I would tell you to stop everything and watch this film…but if you’re reading this at your office, that’s probably not a good idea.
Symbiopsychotaxiplasm is a film about the making of a film. Meanwhile, while that film is being made, another camera crew is filming the people filming the making of the first film. This movie teaches wonderful lessons about the variables in perspective and how they influence the story that one sees.
Now, let’s talk about Symbiopsychotaxiplasm in the paid search context…
I manage accounts for several clients. I “live and breathe” these accounts each and every day, giving me a very intimate perspective on them, and because I’m closely influencing and measuring the results of these campaigns, I feel that my perceptions comes very close to “objective truth.” However, other partners in the relationship will likely view the accounts differently because of their unique relationships and perspectives.
On each of these accounts, I work with a production person who assists me with account management. He/she sees the same data as I do but doesn’t “work” the accounts in the same way, so he/she doesn’t have the same relationship with the data as I do. His/her perspective of how the account is doing is colored by the numbers but might also be strongly influenced by the quality and tone of the conversation that takes place between us about the work.
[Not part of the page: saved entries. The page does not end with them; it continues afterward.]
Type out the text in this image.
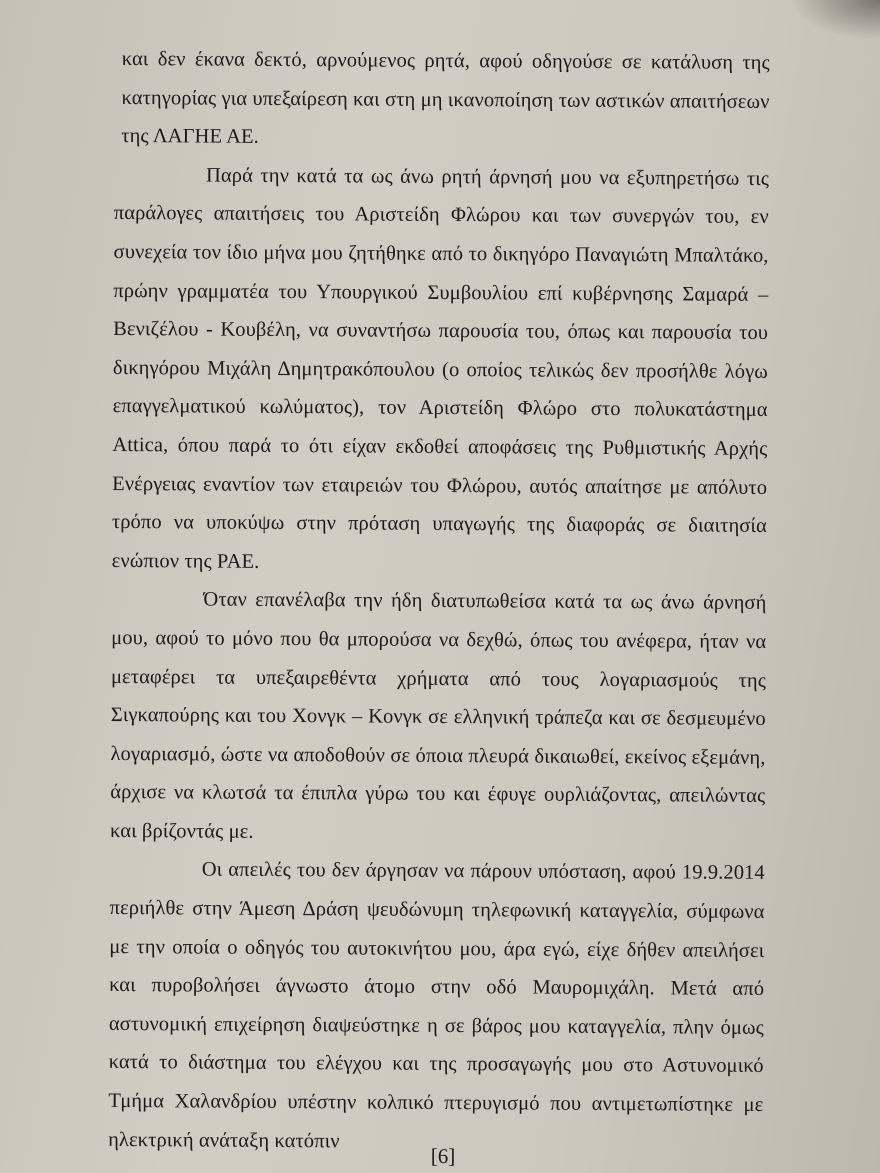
και δεν έκανα δεκτό, αρνούμενος ρητά, αφού οδηγούσε σε κατάλυση της κατηγορίας για υπεξαίρεση και στη μη ικανοποίηση των αστικών απαιτήσεων της ΛΑΓΗΕ ΑΕ.

Παρά την κατά τα ως άνω ρητή άρνησή μου να εξυπηρετήσω τις παράλογες απαιτήσεις του Αριστείδη Φλώρου και των συνεργών του, εν συνεχεία τον ίδιο μήνα μου ζητήθηκε από το δικηγόρο Παναγιώτη Μπαλτάκο, πρώην γραμματέα του Υπουργικού Συμβουλίου επί κυβέρνησης Σαμαρά – Βενιζέλου - Κουβέλη, να συναντήσω παρουσία του, όπως και παρουσία του δικηγόρου Μιχάλη Δημητρακόπουλου (ο οποίος τελικώς δεν προσήλθε λόγω επαγγελματικού κωλύματος), τον Αριστείδη Φλώρο στο πολυκατάστημα Attica, όπου παρά το ότι είχαν εκδοθεί αποφάσεις της Ρυθμιστικής Αρχής Ενέργειας εναντίον των εταιρειών του Φλώρου, αυτός απαίτησε με απόλυτο τρόπο να υποκύψω στην πρόταση υπαγωγής της διαφοράς σε διαιτησία ενώπιον της ΡΑΕ.

Όταν επανέλαβα την ήδη διατυπωθείσα κατά τα ως άνω άρνησή μου, αφού το μόνο που θα μπορούσα να δεχθώ, όπως του ανέφερα, ήταν να μεταφέρει τα υπεξαιρεθέντα χρήματα από τους λογαριασμούς της Σιγκαπούρης και του Χονγκ – Κονγκ σε ελληνική τράπεζα και σε δεσμευμένο λογαριασμό, ώστε να αποδοθούν σε όποια πλευρά δικαιωθεί, εκείνος εξεμάνη, άρχισε να κλωτσά τα έπιπλα γύρω του και έφυγε ουρλιάζοντας, απειλώντας και βρίζοντάς με.

Οι απειλές του δεν άργησαν να πάρουν υπόσταση, αφού 19.9.2014 περιήλθε στην Άμεση Δράση ψευδώνυμη τηλεφωνική καταγγελία, σύμφωνα με την οποία ο οδηγός του αυτοκινήτου μου, άρα εγώ, είχε δήθεν απειλήσει και πυροβολήσει άγνωστο άτομο στην οδό Μαυρομιχάλη. Μετά από αστυνομική επιχείρηση διαψεύστηκε η σε βάρος μου καταγγελία, πλην όμως κατά το διάστημα του ελέγχου και της προσαγωγής μου στο Αστυνομικό Τμήμα Χαλανδρίου υπέστην κολπικό πτερυγισμό που αντιμετωπίστηκε με ηλεκτρική ανάταξη κατόπιν

[6]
Some of our conversation takes place via Skype and Email, hidden from view. Some of it takes place on our Internal Web Portal in the full view of others in the company. The managers at PPC Associates read through the portal conversations, and they also audit the account numbers. They’ll also converse with me about the clients from time to time as well as periodically chat with the clients themselves. Their perspective is a bit more detached than either mine or my production person’s…but it’s a very determinative and important one.
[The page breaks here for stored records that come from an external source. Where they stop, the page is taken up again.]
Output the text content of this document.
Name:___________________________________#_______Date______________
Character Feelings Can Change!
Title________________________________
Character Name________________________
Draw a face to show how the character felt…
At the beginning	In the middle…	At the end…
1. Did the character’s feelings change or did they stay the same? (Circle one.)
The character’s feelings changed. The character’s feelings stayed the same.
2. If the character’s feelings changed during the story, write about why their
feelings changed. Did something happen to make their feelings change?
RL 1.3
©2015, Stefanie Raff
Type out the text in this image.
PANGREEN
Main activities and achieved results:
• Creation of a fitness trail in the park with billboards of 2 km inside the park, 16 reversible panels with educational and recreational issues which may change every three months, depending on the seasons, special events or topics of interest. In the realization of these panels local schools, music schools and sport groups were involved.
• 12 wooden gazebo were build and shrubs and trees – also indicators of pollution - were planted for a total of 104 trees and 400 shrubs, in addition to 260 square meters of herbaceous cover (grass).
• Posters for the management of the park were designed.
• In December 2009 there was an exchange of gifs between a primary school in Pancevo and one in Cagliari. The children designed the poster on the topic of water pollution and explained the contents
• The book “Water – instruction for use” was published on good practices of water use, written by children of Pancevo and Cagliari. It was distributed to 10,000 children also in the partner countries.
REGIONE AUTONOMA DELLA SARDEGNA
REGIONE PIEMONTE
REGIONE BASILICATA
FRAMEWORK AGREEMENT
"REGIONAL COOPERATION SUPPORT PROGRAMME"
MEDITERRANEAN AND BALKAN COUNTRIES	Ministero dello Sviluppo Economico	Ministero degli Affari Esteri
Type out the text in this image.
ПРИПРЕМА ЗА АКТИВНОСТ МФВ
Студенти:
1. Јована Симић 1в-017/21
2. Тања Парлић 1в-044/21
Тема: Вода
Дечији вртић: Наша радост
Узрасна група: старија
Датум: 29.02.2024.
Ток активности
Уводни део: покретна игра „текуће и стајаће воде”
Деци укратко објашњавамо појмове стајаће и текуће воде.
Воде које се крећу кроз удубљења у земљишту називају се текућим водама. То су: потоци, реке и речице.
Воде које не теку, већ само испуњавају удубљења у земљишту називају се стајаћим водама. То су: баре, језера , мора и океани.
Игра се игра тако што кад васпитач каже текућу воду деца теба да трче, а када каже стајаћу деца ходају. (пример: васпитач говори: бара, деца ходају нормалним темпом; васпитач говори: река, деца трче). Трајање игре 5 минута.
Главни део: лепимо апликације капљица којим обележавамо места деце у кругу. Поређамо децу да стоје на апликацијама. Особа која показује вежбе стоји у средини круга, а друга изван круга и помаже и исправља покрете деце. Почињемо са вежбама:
The clients’ perspective is based upon the communications (written and verbal) with myself and others in both our company and theirs. They also have their own interpretations of the data that they’re seeing, and while they might not have the qualitative experience that I possess, they frequently are laser-focused on certain items, and their verbal guidance combined with my technical skills is an excellent combination for advancing the success of the engagement. Also, they have the perspective of being “insiders”…they see the end results of a successful paid search campaign in operation and are exposed to the internal corporate operations. They are able to make the linkages between the business and the paid search campaign that I, the outsider, am not able to sense.
The Search Engine Reps with whom I converse on a regular basis also have unique perspectives. They’re numbers-focused, and clearly their aim in communicating with me is to help push spend. However, they have internal knowledge and access that I lack, so they can overlay that “hidden” information onto what they’re seeing in that account and make suggestions for performance. It’s incumbent on me to resist the suggestions that will drive up spend without a corresponding ROI, but I need to be able to pull out the nuggets of relevant information that I believe will further the aims and goals of the account.
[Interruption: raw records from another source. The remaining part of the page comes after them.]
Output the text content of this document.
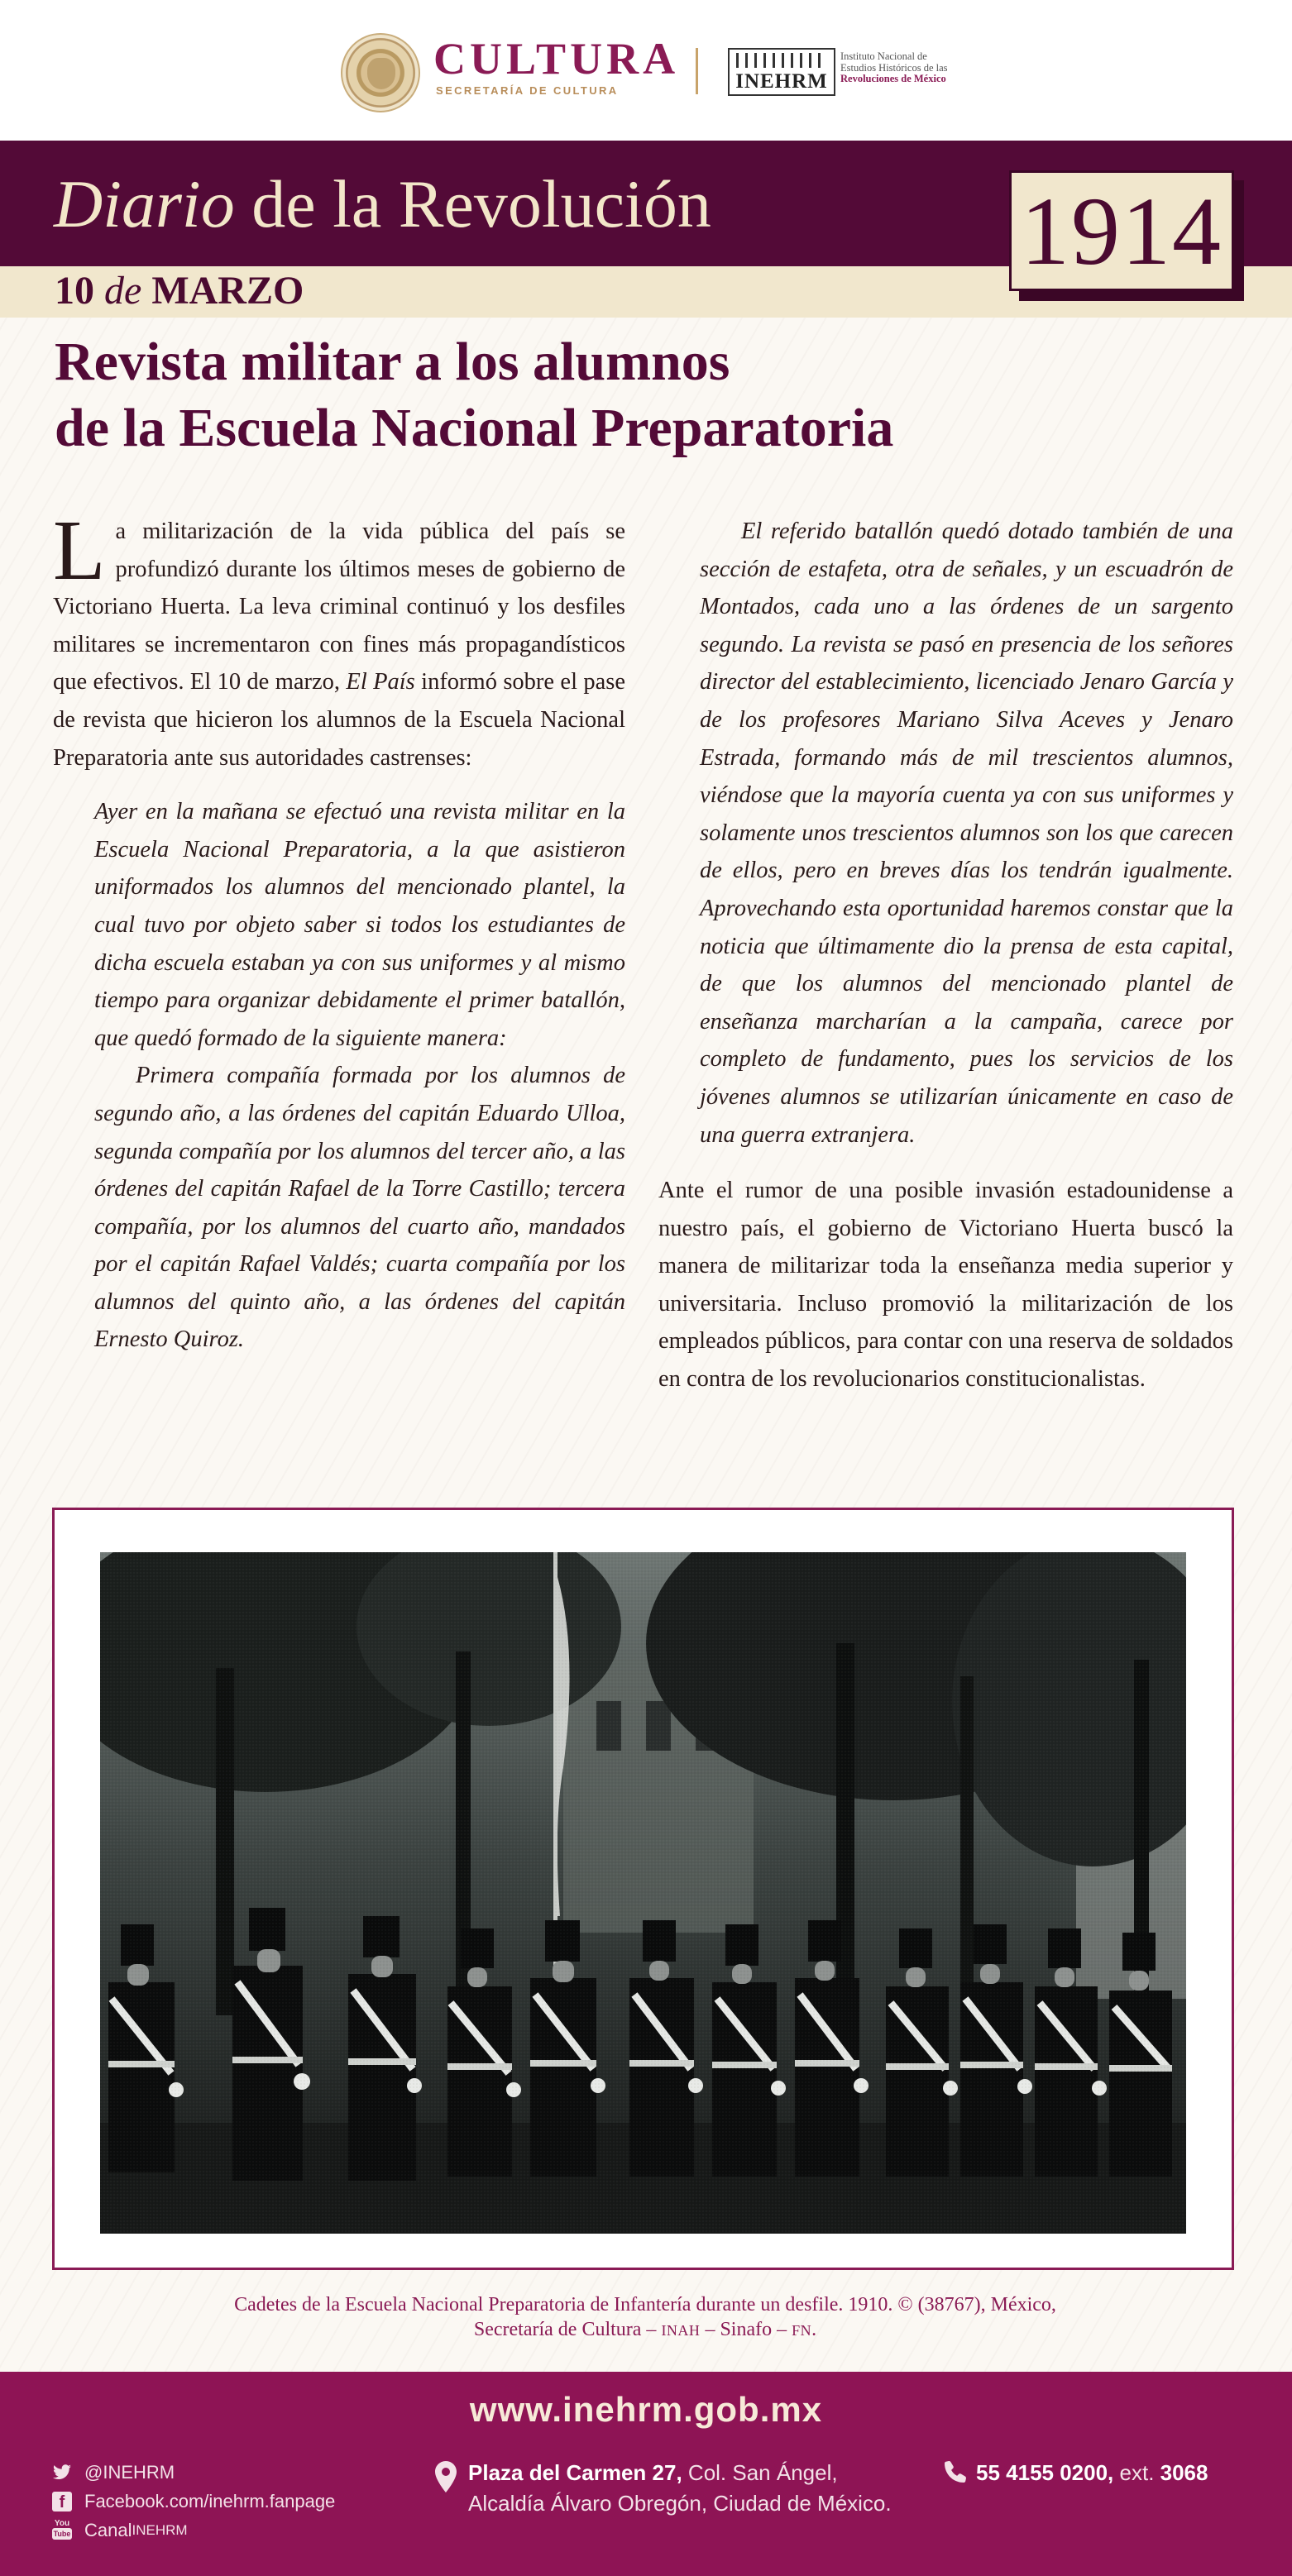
CULTURA
SECRETARÍA DE CULTURA	INEHRM
Instituto Nacional de
Estudios Históricos de las
Revoluciones de México
Diario de la Revolución
10 de MARZO
1914
Revista militar a los alumnos
de la Escuela Nacional Preparatoria

La militarización de la vida pública del país se profundizó durante los últimos meses de gobierno de Victoriano Huerta. La leva criminal continuó y los desfiles militares se incrementaron con fines más propagandísticos que efectivos. El 10 de marzo, El País informó sobre el pase de revista que hicieron los alumnos de la Escuela Nacional Preparatoria ante sus autoridades castrenses:

Ayer en la mañana se efectuó una revista militar en la Escuela Nacional Preparatoria, a la que asistieron uniformados los alumnos del mencionado plantel, la cual tuvo por objeto saber si todos los estudiantes de dicha escuela estaban ya con sus uniformes y al mismo tiempo para organizar debidamente el primer batallón, que quedó formado de la siguiente manera:

Primera compañía formada por los alumnos de segundo año, a las órdenes del capitán Eduardo Ulloa, segunda compañía por los alumnos del tercer año, a las órdenes del capitán Rafael de la Torre Castillo; tercera compañía, por los alumnos del cuarto año, mandados por el capitán Rafael Valdés; cuarta compañía por los alumnos del quinto año, a las órdenes del capitán Ernesto Quiroz.

El referido batallón quedó dotado también de una sección de estafeta, otra de señales, y un escuadrón de Montados, cada uno a las órdenes de un sargento segundo. La revista se pasó en presencia de los señores director del establecimiento, licenciado Jenaro García y de los profesores Mariano Silva Aceves y Jenaro Estrada, formando más de mil trescientos alumnos, viéndose que la mayoría cuenta ya con sus uniformes y solamente unos trescientos alumnos son los que carecen de ellos, pero en breves días los tendrán igualmente. Aprovechando esta oportunidad haremos constar que la noticia que últimamente dio la prensa de esta capital, de que los alumnos del mencionado plantel de enseñanza marcharían a la campaña, carece por completo de fundamento, pues los servicios de los jóvenes alumnos se utilizarían únicamente en caso de una guerra extranjera.

Ante el rumor de una posible invasión estadounidense a nuestro país, el gobierno de Victoriano Huerta buscó la manera de militarizar toda la enseñanza media superior y universitaria. Incluso promovió la militarización de los empleados públicos, para contar con una reserva de soldados en contra de los revolucionarios constitucionalistas.

Cadetes de la Escuela Nacional Preparatoria de Infantería durante un desfile. 1910. © (38767), México,
Secretaría de Cultura – INAH – Sinafo – FN.
www.inehrm.gob.mx
@INEHRM
f	Facebook.com/inehrm.fanpage
You
Tube Canal INEHRM
Plaza del Carmen 27, Col. San Ángel,
Alcaldía Álvaro Obregón, Ciudad de México.
55 4155 0200, ext. 3068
Meanwhile, let’s not forget the perspective of the web searcher looking for a product or service. They do a search and hopefully see my client’s website listed as a paid result. If I’m doing my job properly, the person seeing that ad is relevant to my client’s offer, and ideally, my ad text is enticing enough to encourage a click, generating a qualified visitor who will hopefully act in the best interests of my client (which should be aligned with their personal interests as well).
A story can be seen many different ways by many different people. The key for me is to see, understand, and act appropriately on the perspectives other than mine, since that leads to the best all-around outcomes for everyone.